More specifically, the solid-state light source 5 may be, for example, a light emitting diode or semiconductor laser that emits near-ultraviolet light having an emission wavelength of about 380 nm using an InGaN-based material. In this case, the phosphor of the phosphor layer 2 is excited by ultraviolet light having a wavelength of about 380 nm to about 400 nm. For example, the red phosphor has CaAlSiN 3 : Eu 2+ , Ca 2 Si 5 N 8. : Eu 2+ , La 2 O 2 S: Eu 3+ , KSiF 6 : Mn 4+ , KTiF 6 : Mn 4+ can be used, and (Si, Al) 6 (O, N) 8 : Eu 2+ , BaMgAl 10 O 17 : Eu 2+ , Mn 2+ , (Ba, Sr) 2 SiO 4 : Eu 2+, etc. can be used, and (Sr, Ca, Ba, Mg) 10 (PO 4) 6 C l2: Eu 2+ , BaMgAl 10 O 17: Eu 2+, LaAl (Si, Al) 6 (N, O) 10: Ce 3+ and the like can be used.

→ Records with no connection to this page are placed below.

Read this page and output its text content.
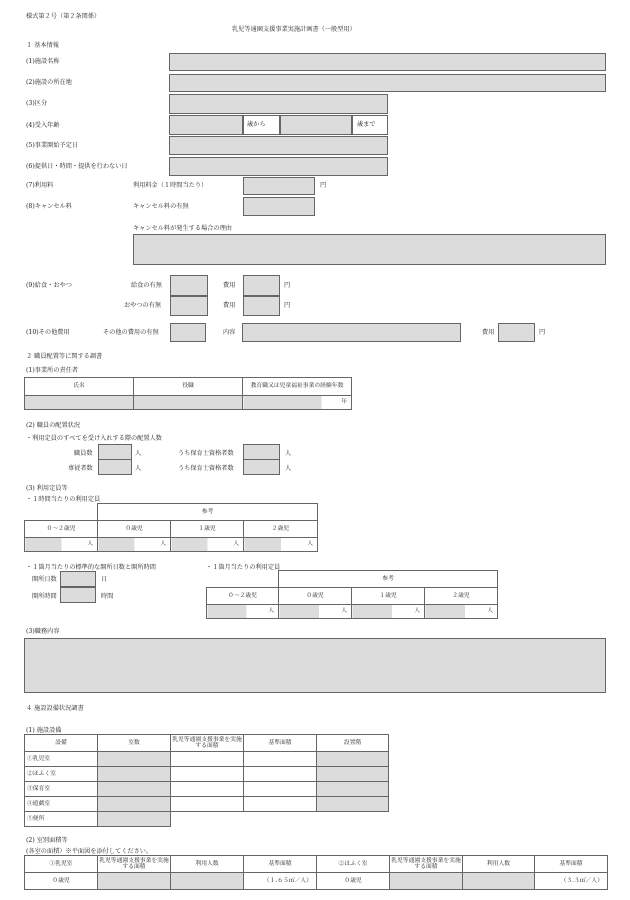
様式第２号（第２条関係）
乳児等通園支援事業実施計画書（一般型用）
１ 基本情報
(1)施設名称
(2)施設の所在地
(3)区分
(4)受入年齢	歳から	歳まで
(5)事業開始予定日
(6)提供日・時間・提供を行わない日
(7)利用料	利用料金（１時間当たり）	円
(8)キャンセル料	キャンセル料の有無
キャンセル料が発生する場合の理由
(9)給食・おやつ	給食の有無	費用	円
おやつの有無	費用	円
(10)その他費用	その他の費用の有無	内容	費用	円
２ 職員配置等に関する調書
(1)事業所の責任者
氏名	役職	教育職又は児童福祉事業の経験年数
		年
(2) 職員の配置状況
・利用定員のすべてを受け入れする際の配置人数
職員数	人	うち保育士資格者数	人
専従者数	人	うち保育士資格者数	人
(3) 利用定員等
・１時間当たりの利用定員
	参考		
０～２歳児	０歳児	１歳児	２歳児
人	人	人	人
・１箇月当たりの標準的な開所日数と開所時間
開所日数	日
開所時間	時間
・１箇月当たりの利用定員
	参考		
０～２歳児	０歳児	１歳児	２歳児
人	人	人	人
(3)職務内容
４ 施設設備状況調書
(1) 施設設備
設備	室数	乳児等通園支援事業を実施する面積	基準面積	設置階
①乳児室				
②ほふく室				
③保育室				
④遊戯室				
⑤便所				
(2) 室別面積等
(各室の面積）※平面図を添付してください。
①乳児室	乳児等通園支援事業を実施する面積	利用人数	基準面積	②ほふく室	乳児等通園支援事業を実施する面積	利用人数	基準面積
０歳児			（１.６５㎡／人）	０歳児			（３.３㎡／人）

The solid light source 5 may be, for example, a light emitting diode or a semiconductor laser that emits blue light having a light emission wavelength of about 460 nm using a GaN-based material. In this case, the phosphor of the phosphor layer is excited by blue light having a wavelength of about 440 nm to about 470 nm. For example, the red phosphor has CaAlSiN 3 : Eu 2+ , Ca 2 Si 5 N 8 : Eu 2+ , KSiF 6 : Mn 4+ , KTiF 6 : Mn 4+, and the like can be used. For the green phosphor, Y 3 (Ga, Al) 5 O 12 : Ce 3+ , Ca 3 Sc 2 Si 3 O 12 : Ce 3+ , CaSc 2 O 4 : Eu 2+ , (Ba, Sr) 2 SiO 4 : Eu 2+ , Ba 3 Si 6 O 12 N 2 : Eu 2+ , (Si, Al) 6 (O, N) 8 : Eu 2+ Etc. can be used. Moreover, as what is excited by blue light with a wavelength of about 440 nm to about 470 nm, for example, Y 3 Al 5 O 12 : Ce 3+ (YAG), (Sr, Ba) 2 SiO 4 : Eu 2+ , Ca x (Si , Al) 12 (O, N) 16 : Eu 2+ , and orange phosphors such as Ca x (Si, Al) 12 (O, N) 16 : Eu 2+ can be used.

As the phosphor layer, those obtained by dispersing these phosphor powders in glass, glass phosphors obtained by adding luminescent center ions to a glass matrix, phosphor ceramics that do not include a binding member such as a resin, and the like are used. it can. As a specific example of the phosphor powder dispersed in glass, the phosphor powder having the composition listed above is contained in a glass containing components such as P 2 O 3 , SiO 2 , B 2 O 3 , and Al 2 O 3. Are dispersed. Examples of glass phosphors in which a luminescent center ion is added to a glass matrix include Ca—Si—Al—O—N and Y—Si—Al—O—N systems in which Ce 3+ or Eu 2+ is added as an activator. Examples thereof include oxynitride glass phosphors. Examples of the phosphor ceramic include a sintered body having a phosphor composition having the composition listed above and substantially not including a resin component.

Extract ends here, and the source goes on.